Despite my clarity about what I did not want to do, I had little insight into the type of job that would make me happy. Armed with heavy student loans, I did not have the luxury of being a lady of leisure while I tried to “find myself.” Instead, I moved back into my mother’s house and took on a temporary role working at a small startup in Union Square.
While the epiphany I was waiting for did not surface in either the bustle of Union Square or in the relative serenity of my childhood bedroom, I received a visit from a college friend. She was working at Google in the San Francisco area and described it as being “unlike anything you could imagine.” I had read about the many perks Google offered its employees, but what appealed to me was not free lunches or gyms located onsite. Rather, it was that I wanted to be among creative, smart people who would see my quirkiness as an asset rather than a deficit.
A few months later I was living in San Francisco and working at Google’s headquarters in the heart of Silicon Valley. I was given the rather ambiguous title of “advertising associate,” which was, in actuality, something of a glorified customer service representative. Strangely, I did not care. Even if I was in a customer service function, Google was a company rife with opportunities to innovate and shake up the status quo.
As predicted, Google was indeed a place where I could be successful. In the four and a half years I spent there, I worked in three official functions and on dozens of projects related to the monetization of AdWords, Google’s advertising product. Although I was engaged in my work, at some point I naturally began to think about next steps. Particularly as a woman who intends to have both a career and a family, I knew I needed to shape my career early on; later, there would be far less time.
At some point, I decided that my long-term career goal was to manage and own a boutique consulting firm focused on brand strategy. This stems from both my fascination with all things brand related—the assignments I enjoyed most at Google were always those that gave me the opportunity to work with advertisers on their broader marketing strategy—and my longtime fantasy of being my own boss.
When I thought about how to achieve this, business school was an option, but one I quickly dismissed. It was too mainstream, antithetical to the way I saw myself. Why would I go to business school when I could be getting real-world experience?

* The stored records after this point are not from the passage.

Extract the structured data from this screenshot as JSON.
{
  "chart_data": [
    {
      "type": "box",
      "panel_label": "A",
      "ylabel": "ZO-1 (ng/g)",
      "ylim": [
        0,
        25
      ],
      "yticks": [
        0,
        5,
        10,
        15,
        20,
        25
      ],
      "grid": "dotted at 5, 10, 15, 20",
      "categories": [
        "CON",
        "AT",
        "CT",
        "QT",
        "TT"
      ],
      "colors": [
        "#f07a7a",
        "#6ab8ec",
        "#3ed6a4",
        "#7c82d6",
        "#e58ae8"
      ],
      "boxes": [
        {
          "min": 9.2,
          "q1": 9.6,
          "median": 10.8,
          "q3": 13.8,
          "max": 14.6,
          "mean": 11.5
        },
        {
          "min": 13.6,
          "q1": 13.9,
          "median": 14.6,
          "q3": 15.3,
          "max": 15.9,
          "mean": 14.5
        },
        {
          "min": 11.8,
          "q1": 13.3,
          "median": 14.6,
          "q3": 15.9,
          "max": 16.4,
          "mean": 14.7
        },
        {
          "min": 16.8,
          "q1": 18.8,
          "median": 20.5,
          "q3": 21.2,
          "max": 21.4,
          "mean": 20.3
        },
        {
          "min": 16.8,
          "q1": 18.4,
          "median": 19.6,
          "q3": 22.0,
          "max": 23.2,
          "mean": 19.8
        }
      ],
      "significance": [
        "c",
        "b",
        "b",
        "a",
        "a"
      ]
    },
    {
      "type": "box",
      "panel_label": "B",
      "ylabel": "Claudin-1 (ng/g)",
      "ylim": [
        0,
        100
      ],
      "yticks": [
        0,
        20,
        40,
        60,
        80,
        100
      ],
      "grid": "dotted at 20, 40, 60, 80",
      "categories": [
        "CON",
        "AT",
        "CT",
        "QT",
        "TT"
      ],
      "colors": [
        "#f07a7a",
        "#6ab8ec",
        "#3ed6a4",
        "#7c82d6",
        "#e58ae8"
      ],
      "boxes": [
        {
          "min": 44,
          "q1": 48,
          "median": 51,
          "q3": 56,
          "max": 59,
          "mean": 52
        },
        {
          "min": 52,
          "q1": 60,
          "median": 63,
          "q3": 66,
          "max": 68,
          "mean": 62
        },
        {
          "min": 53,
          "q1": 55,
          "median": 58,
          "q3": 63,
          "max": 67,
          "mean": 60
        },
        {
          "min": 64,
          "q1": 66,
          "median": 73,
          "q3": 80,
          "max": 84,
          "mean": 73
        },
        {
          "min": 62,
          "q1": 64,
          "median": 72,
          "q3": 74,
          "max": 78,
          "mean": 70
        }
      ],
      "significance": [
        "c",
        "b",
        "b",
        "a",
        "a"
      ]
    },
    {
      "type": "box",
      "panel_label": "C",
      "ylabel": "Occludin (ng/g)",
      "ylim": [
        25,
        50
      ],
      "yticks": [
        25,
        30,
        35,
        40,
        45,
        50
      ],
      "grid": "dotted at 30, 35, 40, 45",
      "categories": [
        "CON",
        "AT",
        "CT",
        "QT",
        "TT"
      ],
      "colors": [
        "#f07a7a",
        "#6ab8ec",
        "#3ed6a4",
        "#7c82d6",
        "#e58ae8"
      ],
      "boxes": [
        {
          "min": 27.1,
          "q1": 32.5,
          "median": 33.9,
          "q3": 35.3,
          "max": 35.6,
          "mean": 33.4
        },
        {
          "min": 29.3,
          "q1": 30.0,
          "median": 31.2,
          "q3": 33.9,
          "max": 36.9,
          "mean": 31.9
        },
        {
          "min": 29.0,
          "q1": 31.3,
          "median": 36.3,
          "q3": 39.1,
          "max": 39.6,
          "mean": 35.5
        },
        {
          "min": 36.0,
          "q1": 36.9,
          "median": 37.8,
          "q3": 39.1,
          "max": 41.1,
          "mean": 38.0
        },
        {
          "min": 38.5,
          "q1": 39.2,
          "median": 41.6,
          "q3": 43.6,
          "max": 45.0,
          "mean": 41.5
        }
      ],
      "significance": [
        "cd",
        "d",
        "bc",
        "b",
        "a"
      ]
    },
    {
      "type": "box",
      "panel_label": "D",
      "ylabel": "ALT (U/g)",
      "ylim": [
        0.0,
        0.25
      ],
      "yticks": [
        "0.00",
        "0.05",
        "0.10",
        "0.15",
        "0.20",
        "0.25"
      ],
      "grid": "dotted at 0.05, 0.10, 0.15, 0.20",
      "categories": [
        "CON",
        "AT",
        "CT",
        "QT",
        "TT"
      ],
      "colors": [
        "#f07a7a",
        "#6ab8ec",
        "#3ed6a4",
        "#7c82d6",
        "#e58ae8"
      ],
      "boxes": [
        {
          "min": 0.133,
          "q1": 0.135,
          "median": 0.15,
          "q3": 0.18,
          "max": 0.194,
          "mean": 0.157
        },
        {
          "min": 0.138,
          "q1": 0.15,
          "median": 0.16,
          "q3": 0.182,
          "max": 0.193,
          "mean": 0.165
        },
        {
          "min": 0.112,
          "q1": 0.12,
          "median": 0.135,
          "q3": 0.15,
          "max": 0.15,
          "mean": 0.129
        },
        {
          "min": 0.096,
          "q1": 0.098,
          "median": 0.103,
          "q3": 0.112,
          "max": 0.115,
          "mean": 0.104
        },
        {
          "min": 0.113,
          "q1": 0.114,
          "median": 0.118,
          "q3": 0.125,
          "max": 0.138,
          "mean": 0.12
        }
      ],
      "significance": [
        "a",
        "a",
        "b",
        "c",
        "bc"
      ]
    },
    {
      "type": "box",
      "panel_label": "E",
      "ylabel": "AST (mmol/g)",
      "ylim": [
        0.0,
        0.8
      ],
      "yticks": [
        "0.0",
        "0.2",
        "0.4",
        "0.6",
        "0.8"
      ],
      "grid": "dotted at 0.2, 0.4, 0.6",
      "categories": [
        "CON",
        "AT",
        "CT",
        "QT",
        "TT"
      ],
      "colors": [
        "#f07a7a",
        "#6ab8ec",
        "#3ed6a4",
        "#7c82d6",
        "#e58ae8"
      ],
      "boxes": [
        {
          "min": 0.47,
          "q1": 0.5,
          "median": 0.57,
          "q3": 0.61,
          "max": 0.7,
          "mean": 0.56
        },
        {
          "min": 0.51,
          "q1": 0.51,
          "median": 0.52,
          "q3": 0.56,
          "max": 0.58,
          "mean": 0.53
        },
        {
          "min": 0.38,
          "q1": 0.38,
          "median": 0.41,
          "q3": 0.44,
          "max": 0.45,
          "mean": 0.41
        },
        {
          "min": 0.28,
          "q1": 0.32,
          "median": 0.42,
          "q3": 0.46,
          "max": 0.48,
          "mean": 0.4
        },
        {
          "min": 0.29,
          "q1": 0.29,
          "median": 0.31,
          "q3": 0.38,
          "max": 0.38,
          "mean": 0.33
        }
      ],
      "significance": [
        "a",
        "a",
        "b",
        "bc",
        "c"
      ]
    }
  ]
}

My grandfather was an entrepreneur who had built two businesses from the ground up. Given that he himself had become quite successful without the benefit of a college degree, I was very surprised when he recommended that I consider an MBA. When I asked him to explain his rationale, my grandfather responded with a question of his own: If my generation managed to get our clothes perfectly clean without the benefit of a machine, why does your generation insist on using a washer and dryer? In other words, building a business with the benefit of an education was more efficient. Of course, it was easier than starting from the ground up, but when did easy become a bad thing?
Mulling over my grandfather’s words, it occurred to me that, as usual, he was right. For one thing, in order to start a business, I needed a better sense of the way a business operates. I’ve never managed another person, and while I’ve led a variety of projects from the ground up, I’ve done so within the cocoon of a successful organization. In addition, especially in the beginning, wooing clients would be a lot easier if I had a degree that signifies I’ve received the appropriate level of training. For better or worse, having an MBA improves a person’s credibility.
Once I had committed to entering a full-time MBA program, UCLA’s Anderson School of Management emerged pretty quickly as my first choice. The school boasts a flexible curriculum with robust programming in both entrepreneurship and marketing and allows students to blend theoretical learning with practical application. Further, attending the weekend for admitted students, I found that the school is likely to be a strong fit for me socially as well as academically. My future classmates appeared to be friendly, intelligent, and diverse, not only demographically but also in their thinking and experiences.
And, of course, all else being equal, warm weather and proximity to the beach never hurt anyone. In the unlikely event that business school proves to be a total waste of time, I can always drop out and learn to surf instead.